La présentation du plan « France 2030 », ce mardi 12 octobre, ressemble, sans aucun doute, à un programme économique de campagne. Certes, Emmanuel Macron a longuement développé les filières sur lesquelles l'Etat va miser dans les 5 ans à venir, pour que la France reste dans la course mondiale, mais, il a aussi évoqué, à multiples reprises, l'avenir de notre modèle social.
« Une force qui répare », selon le chef de l'Etat, qui a toutefois souligné notre « incohérence française » : « car on a une faiblesse aussi : on n'a plus le tissus productif qui permet de le financer. »
Trouver les leviers pour conserver cet acquis social
Alors que notre pays vit à crédit, qu'il s'endette massivement pour payer les pensions des retraités, les dépenses d'assurance maladie, l'éducation.... il y a urgence à retrouver des marges de manœuvre. Et c'est bien le programme France 2030, selon Emmanuel Macron, qui doit redonner à notre pays des leviers pour conserver cet acquis social :
« Je veux que nous retrouvions un cercle vertueux qui se vérifie : innover, produire, exporter et ainsi financer notre modèle social. »
Car le chef de l'Etat se dit convaincu : « Dans une démocratie, impossible de réduire trop les droits. Je ne crois pas qu'on arrivera à réduire le modèle social français... C'est très dur de dire aux gens, on va vous enlever des droits massivement ».
L'exercice du pouvoir et la crise des Gilets jaunes ont laissé des traces : les crises sociales ne sont jamais loin.
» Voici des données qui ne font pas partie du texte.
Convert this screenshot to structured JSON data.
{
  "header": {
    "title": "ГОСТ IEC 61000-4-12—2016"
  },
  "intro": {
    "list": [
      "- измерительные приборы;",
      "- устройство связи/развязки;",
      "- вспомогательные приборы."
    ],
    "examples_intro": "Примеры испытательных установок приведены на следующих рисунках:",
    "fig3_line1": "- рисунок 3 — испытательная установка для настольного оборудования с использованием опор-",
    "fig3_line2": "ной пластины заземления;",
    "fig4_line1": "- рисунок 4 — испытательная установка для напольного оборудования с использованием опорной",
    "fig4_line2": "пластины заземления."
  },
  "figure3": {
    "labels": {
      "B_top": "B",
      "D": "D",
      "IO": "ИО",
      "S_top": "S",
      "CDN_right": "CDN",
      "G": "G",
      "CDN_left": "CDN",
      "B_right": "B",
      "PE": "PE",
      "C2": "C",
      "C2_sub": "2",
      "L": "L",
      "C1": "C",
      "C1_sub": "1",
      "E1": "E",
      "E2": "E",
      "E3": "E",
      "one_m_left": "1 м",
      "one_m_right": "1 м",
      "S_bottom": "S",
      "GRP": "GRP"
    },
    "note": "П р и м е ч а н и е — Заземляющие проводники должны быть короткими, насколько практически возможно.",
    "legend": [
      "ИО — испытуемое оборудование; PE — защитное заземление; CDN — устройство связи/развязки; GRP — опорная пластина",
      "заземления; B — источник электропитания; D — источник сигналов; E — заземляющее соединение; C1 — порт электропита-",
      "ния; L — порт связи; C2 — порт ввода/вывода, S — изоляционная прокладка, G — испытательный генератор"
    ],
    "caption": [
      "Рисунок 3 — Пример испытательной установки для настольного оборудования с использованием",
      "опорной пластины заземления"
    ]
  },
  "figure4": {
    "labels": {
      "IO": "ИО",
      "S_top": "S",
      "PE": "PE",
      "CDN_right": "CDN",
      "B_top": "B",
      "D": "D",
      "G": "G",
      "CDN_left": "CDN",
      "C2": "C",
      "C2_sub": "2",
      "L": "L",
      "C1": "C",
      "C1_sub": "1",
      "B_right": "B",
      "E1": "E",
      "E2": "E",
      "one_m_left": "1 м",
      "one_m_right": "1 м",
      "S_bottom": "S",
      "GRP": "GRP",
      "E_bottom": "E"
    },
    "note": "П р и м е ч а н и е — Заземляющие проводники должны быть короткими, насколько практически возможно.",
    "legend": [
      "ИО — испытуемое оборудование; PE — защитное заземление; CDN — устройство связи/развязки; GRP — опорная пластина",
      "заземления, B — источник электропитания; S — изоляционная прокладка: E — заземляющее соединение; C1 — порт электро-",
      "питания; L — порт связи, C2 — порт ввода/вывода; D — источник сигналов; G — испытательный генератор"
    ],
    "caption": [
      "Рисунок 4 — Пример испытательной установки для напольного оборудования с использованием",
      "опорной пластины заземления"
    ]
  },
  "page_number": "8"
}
Pas d'autre choix, alors, selon le locataire de l'Elysée que de « dépenser plus efficacement et de produire davantage. »
"Un pays qui travaille moins que les autres"
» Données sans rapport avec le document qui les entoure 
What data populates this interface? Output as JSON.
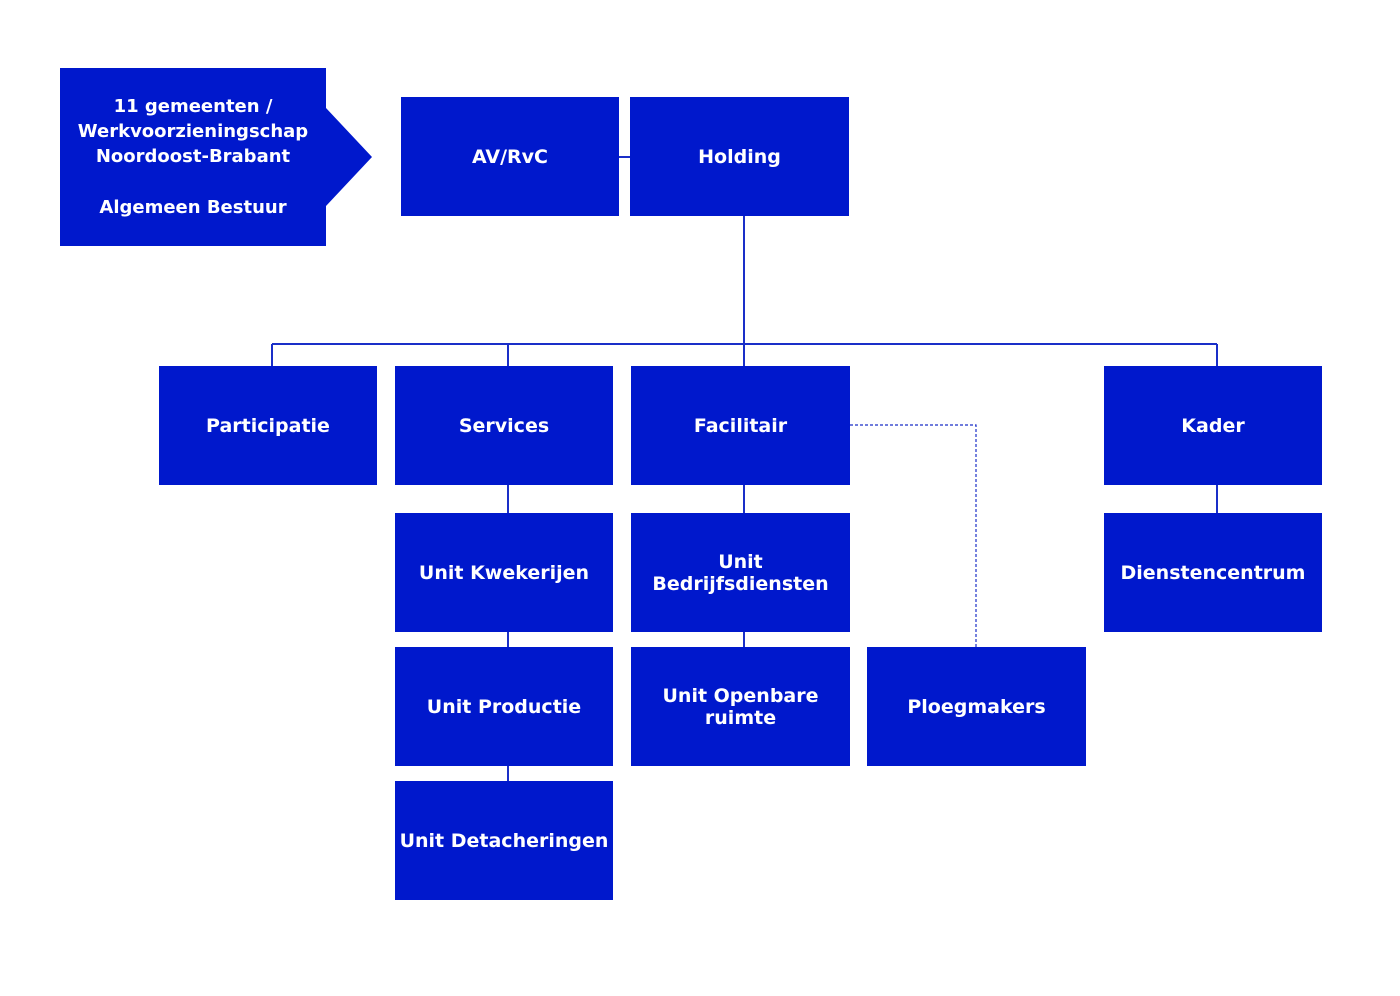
{
  "colors": {
    "box": "#0018cc",
    "line": "#1a2fc8",
    "text": "#ffffff"
  },
  "origin": {
    "line1": "11 gemeenten /",
    "line2": "Werkvoorzieningschap",
    "line3": "Noordoost-Brabant",
    "line4": "Algemeen Bestuur"
  },
  "nodes": {
    "avrvc": "AV/RvC",
    "holding": "Holding",
    "participatie": "Participatie",
    "services": "Services",
    "facilitair": "Facilitair",
    "kader": "Kader",
    "unit_kwekerijen": "Unit Kwekerijen",
    "unit_bedrijfsdiensten": "Unit Bedrijfsdiensten",
    "dienstencentrum": "Dienstencentrum",
    "unit_productie": "Unit Productie",
    "unit_openbare_ruimte": "Unit Openbare ruimte",
    "ploegmakers": "Ploegmakers",
    "unit_detacheringen": "Unit Detacheringen"
  }
}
Sur ce dernier point, le président a égrené un diagnostic peu glorieux : « Nous sommes un pays qui travaille moins que les autres, la quantité de travail allouée n'est pas au bon niveau dans le cycle de vie, et en horaires cumulés. »
Ce n'est pas la première fois qu'Emmanuel Macron tient ce type de discours. Et il est vrai que dans les comparaisons internationales de l'OCDE, sur ces questions, la France se situe plutôt en queue de peloton.
Mais, plus que la faiblesse du temps de travail hebdomadaire, c'est notre durée des carrières qui pose problème. Les Français rentrent sur le marché du travail tardivement et avec un âge légal de départ fixé à 62 ans, ils en sortent plus tôt que dans la plupart des pays occidentaux.
L'Hexagone compte aussi plus de personnes inactives, au chômage, que ses voisins. L'occasion, à ce titre, pour Emmanuel Macron de vanter sa récente réforme de l'assurance chômage qui vise à dynamiser le marché du travail.
Reste qu'à à six mois de l'élection présidentielle, l'ensemble de ces remarques présidentielles prennent une tonalité particulière.
Et pour cause, elles sont autant de coups de griffes à ses concurrents dans la course pour l'Elysée - Anne Hidalgo souhaite réduire le temps de travail hebdomadaire, Jean-Luc Mélenchon, et Marine Le Pen prônent un retour de l'âge légal de la retraite à 60 ans.
Réforme des retraites
Elles sonnent aussi comme des préconisations à suivre pour un second mandat. Car sans prononcer le mot de réforme des retraites, celle-ci était bien présente, tout au long du discours d'Emmanuel Macron.
Comme un message, pour ceux qui en doutaient, que le chef de l'Etat hésite encore avant la fin de son mandat à réformer le système. Même a minima, de façon express, en s'attaquant aux seuls régimes spéciaux, avant d'envisager une vaste réforme du système général lors d'un second quinquennat.
Son discours « France 2030 » laisse ainsi penser qu'il ne renoncera pas.
Surtout dans le contexte politique qui se dessine : à droite Xavier Bertrand prône un départ à 65 ans. Edouard Philippe, qui vient de créer son parti « Horizons », se positionne comme le partisan d'un départ à la retraite décalé jusqu'à 67 ans.
Au milieu de son plaidoyer pour le nucléaire, l'hydrogène vert ou encore l'automobile de demain, Emmanuel Macron s'est appliqué à réduire l'espace de ses adversaires. Il a aussi cherché à retrouver son image de réformateur, celle-là même qui l'avait portée au pouvoir en 2017. Mais si le chef de l'Etat a proposé d'embarquer les Français dans une « aventure », pas sûr que cette injonction à la réforme, même sibylline les fasse tous rêver.